[caption id="attachment_125164" align="aligncenter" width="640" caption="Ilustrasi/Admin (Shutterstock)"][/caption]
Sore kemarin, tiba-tiba dapat sebuah sms yang cukup panjang dari seorang kawan.
“Ass. Vie, kamu nanti nulis/penelitian tentang kenaikan bahan pokok menjelang hari raya, ramadhan, Idul fitri serta natal. Soalnya kesel sama pemerintah. Masa gak hapal-hapal, bertahun tahun kudu naek. Jadi membentuk mainset pedagang kudu menaikkan bahan-bahan pokok.. :D “.
Ya, sms curhat atas kekesalannya terkait naiknya bahan-bahan pokok menjelang ramadhan kali ini. Lebih lanjut dia membeberkan bahwa pengeluarannya jadi bertambah banyak, telur naik, daging naik, tepung naik, gula juga ikut naik.
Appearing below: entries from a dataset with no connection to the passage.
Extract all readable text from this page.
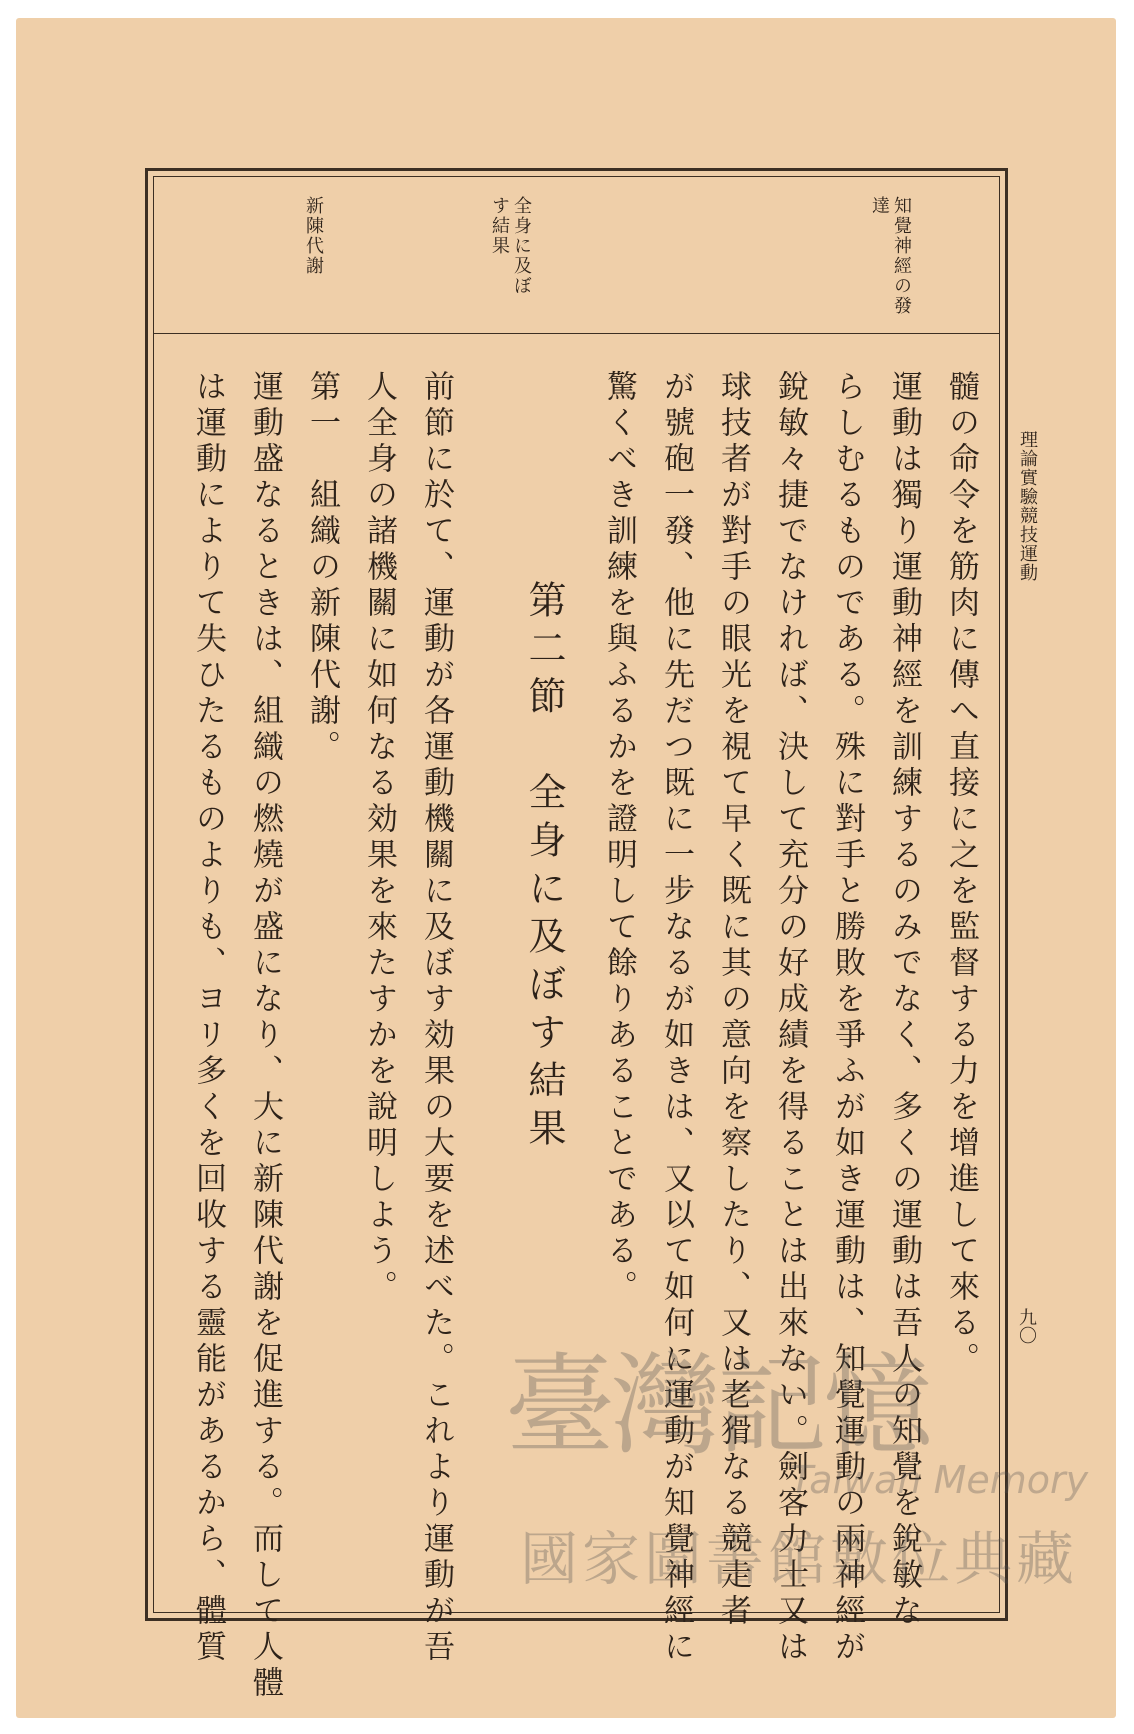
理論實驗競技運動
九〇
知覺神經の發達
全身に及ぼす結果
新陳代謝
髓の命令を筋肉に傳へ直接に之を監督する力を增進して來る。
運動は獨り運動神經を訓練するのみでなく、多くの運動は吾人の知覺を銳敏な
らしむるものである。殊に對手と勝敗を爭ふが如き運動は、知覺運動の兩神經が
銳敏々捷でなければ、決して充分の好成績を得ることは出來ない。劍客力士又は
球技者が對手の眼光を視て早く既に其の意向を察したり、又は老猾なる競走者
が號砲一發、他に先だつ既に一步なるが如きは、又以て如何に運動が知覺神經に
驚くべき訓練を與ふるかを證明して餘りあることである。
第二節　全身に及ぼす結果
前節に於て、運動が各運動機關に及ぼす効果の大要を述べた。これより運動が吾
人全身の諸機關に如何なる効果を來たすかを說明しよう。
第一　組織の新陳代謝。
運動盛なるときは、組織の燃燒が盛になり、大に新陳代謝を促進する。而して人體
は運動によりて失ひたるものよりも、ヨリ多くを回收する靈能があるから、體質	臺灣記憶
Taiwan Memory
國家圖書館數位典藏
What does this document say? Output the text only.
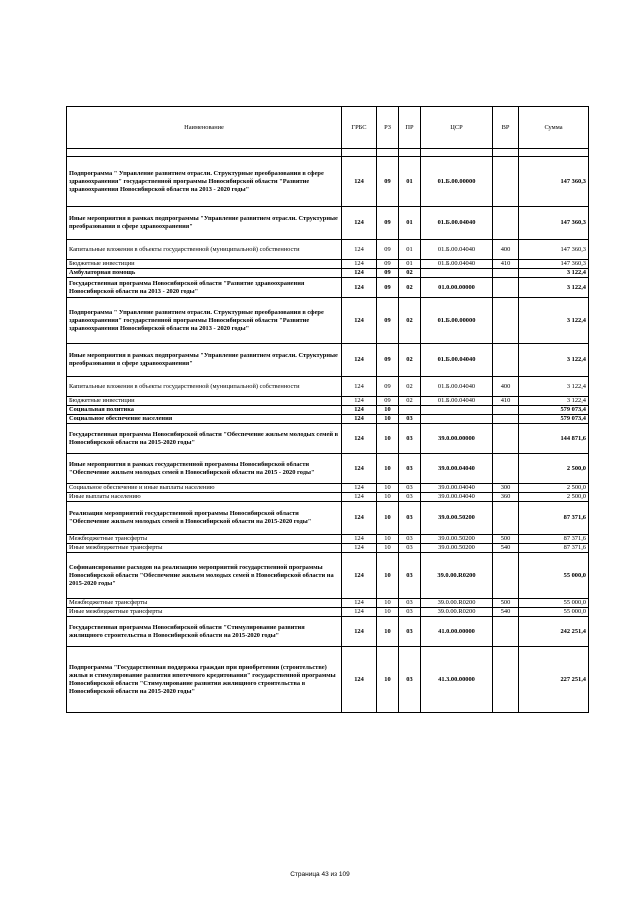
Наименование	ГРБС	РЗ	ПР	ЦСР	ВР	Сумма

Подпрограмма " Управление развитием отрасли. Структурные преобразования в сфере здравоохранения" государственной программы Новосибирской области "Развитие здравоохранения Новосибирской области на 2013 - 2020 годы"	124	09	01	01.Б.00.00000		147 360,3
Иные мероприятия в рамках подпрограммы "Управление развитием отрасли. Структурные преобразования в сфере здравоохранения"	124	09	01	01.Б.00.04040		147 360,3
Капитальные вложения в объекты государственной (муниципальной) собственности	124	09	01	01.Б.00.04040	400	147 360,3
Бюджетные инвестиции	124	09	01	01.Б.00.04040	410	147 360,3
Амбулаторная помощь	124	09	02			3 122,4
Государственная программа Новосибирской области "Развитие здравоохранения Новосибирской области на 2013 - 2020 годы"	124	09	02	01.0.00.00000		3 122,4
Подпрограмма " Управление развитием отрасли. Структурные преобразования в сфере здравоохранения" государственной программы Новосибирской области "Развитие здравоохранения Новосибирской области на 2013 - 2020 годы"	124	09	02	01.Б.00.00000		3 122,4
Иные мероприятия в рамках подпрограммы "Управление развитием отрасли. Структурные преобразования в сфере здравоохранения"	124	09	02	01.Б.00.04040		3 122,4
Капитальные вложения в объекты государственной (муниципальной) собственности	124	09	02	01.Б.00.04040	400	3 122,4
Бюджетные инвестиции	124	09	02	01.Б.00.04040	410	3 122,4
Социальная политика	124	10				579 073,4
Социальное обеспечение населения	124	10	03			579 073,4
Государственная программа Новосибирской области "Обеспечение жильем молодых семей в Новосибирской области на 2015-2020 годы"	124	10	03	39.0.00.00000		144 871,6
Иные мероприятия в рамках государственной программы Новосибирской области "Обеспечение жильем молодых семей в Новосибирской области на 2015 - 2020 годы"	124	10	03	39.0.00.04040		2 500,0
Социальное обеспечение и иные выплаты населению	124	10	03	39.0.00.04040	300	2 500,0
Иные выплаты населению	124	10	03	39.0.00.04040	360	2 500,0
Реализация мероприятий государственной программы Новосибирской области "Обеспечение жильем молодых семей в Новосибирской области на 2015-2020 годы"	124	10	03	39.0.00.50200		87 371,6
Межбюджетные трансферты	124	10	03	39.0.00.50200	500	87 371,6
Иные межбюджетные трансферты	124	10	03	39.0.00.50200	540	87 371,6
Софинансирование расходов на реализацию мероприятий государственной программы Новосибирской области "Обеспечение жильем молодых семей в Новосибирской области на 2015-2020 годы"	124	10	03	39.0.00.R0200		55 000,0
Межбюджетные трансферты	124	10	03	39.0.00.R0200	500	55 000,0
Иные межбюджетные трансферты	124	10	03	39.0.00.R0200	540	55 000,0
Государственная программа Новосибирской области "Стимулирование развития жилищного строительства в Новосибирской области на 2015-2020 годы"	124	10	03	41.0.00.00000		242 251,4
Подпрограмма "Государственная поддержка граждан при приобретении (строительстве) жилья и стимулирование развития ипотечного кредитования" государственной программы Новосибирской области "Стимулирование развития жилищного строительства в Новосибирской области на 2015-2020 годы"	124	10	03	41.3.00.00000		227 251,4
Страница 43 из 109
Telur biasanya beli sebutir bisa Rp. 1000,- sekarang sebutir Rp. 1.500,-.Sementara penghasilannya tak kenal naik atau turun menjelang Ramadhan dan hari raya.
Tidak terlalu terkejut dengan sms tersebut, karena tiap tahun memang seperti itu, walaupun saya sendiri belum mengetahui serinci itu kenaikannya, karena yang berbelanja bukan saya tapi Ibu saya.
Lain halnya pagi ini, ketika ingin up date berita pagi dan sekedar melihat-lihat status FB teman-teman, banyak status FB yang mengeluhkan kenaikan harga, salah satunya dari seorang Ibu muda di Bandar Lampung
,
“ tolooong… telor sekilo 19rebuu…” bunyi statusnya.
Hmm.. semua pada menjerit. Lalu kita bisa berbuat apa?
Fenomena kenaikan harga sembako menjelang ramadhan dan hari raya sudah menjadi kebiasaan, seolah tak ada kebijakan nasional atau program dari kementrian terkait dengan hal ini. Lantas apa korelasinya antara ramadhan/ hari raya dengan sembako? Apakah ada pola perubahan konsumsi masyarakat, sehingga menjelang ramadhan/ hari raya permintaan menjadi tinggi? Ada pihak-pihak spekulan yang menimbun sembako? Atau karena pengaruh cuaca?
Bagi masyarakat, hanya bisa teriak lewat jejaring sosial, dan pemerintah hanya bisa menenangkan bahwa kenaikan itu wajar, asal jangan melebihi 25% dari harga biasanya. Semua hal yang telah biasa, dianggap bukan kejadian luar biasa.
Sebaiknya ada satu lembaga khusus yang menangani masalah sembako ini, agar pemerintah tidak saling lepas tanggung jawab, karena penyebab kenaikan sembako bukan pula semata salah kementerian perdagangan, tapi semua pihak. Jika masyarakat jadi konsumtif saat ramadhan dan hari raya, artinya masih terbuka lebar peluang para pendakwah untuk meluruskan makna ramadhan dan hari raya secara hakiki. Jika banyaknya spekulan yang menimbun sembako, maka ini juga kesempatan untuk para ekonom dan para ahli marketing untuk mengatur sistem pemasaran yang baik, dan jika ini pengaruh cuaca maka tantangan bagi insinyur-insinyur pertanian untuk merekayasa bibit unggul yang tahan musim pancaroba.
Terkait pada lembaga pemerintah, kalau dulu menurut Keppres RI No 50 tahun 1995 Bulog ditugaskan mengendalikan harga dan mengelola persediaan beras, gula, tepung terigu, kedelai, pakan, dan bahan pangan lainnya.Namun, melalui Keppres No.45 tahun 1997 tugas Bulog kemudian dipersempit menjadi hanya mengendalikan harga dan mengelola persediaan beras dan gula. Kemudian, mulai Januari 1998 Bulog hanya ditugaskan mengelola beras.
Mengingat semakin kompleksnya masalah sembako ini, maka tidak ada salahnya untuk meninjau kembali Keppres dan memberdayakan perum bulog untuk mengendalikan sembako.
Semoga ada kebijakan yang tepat untuk masalah ini.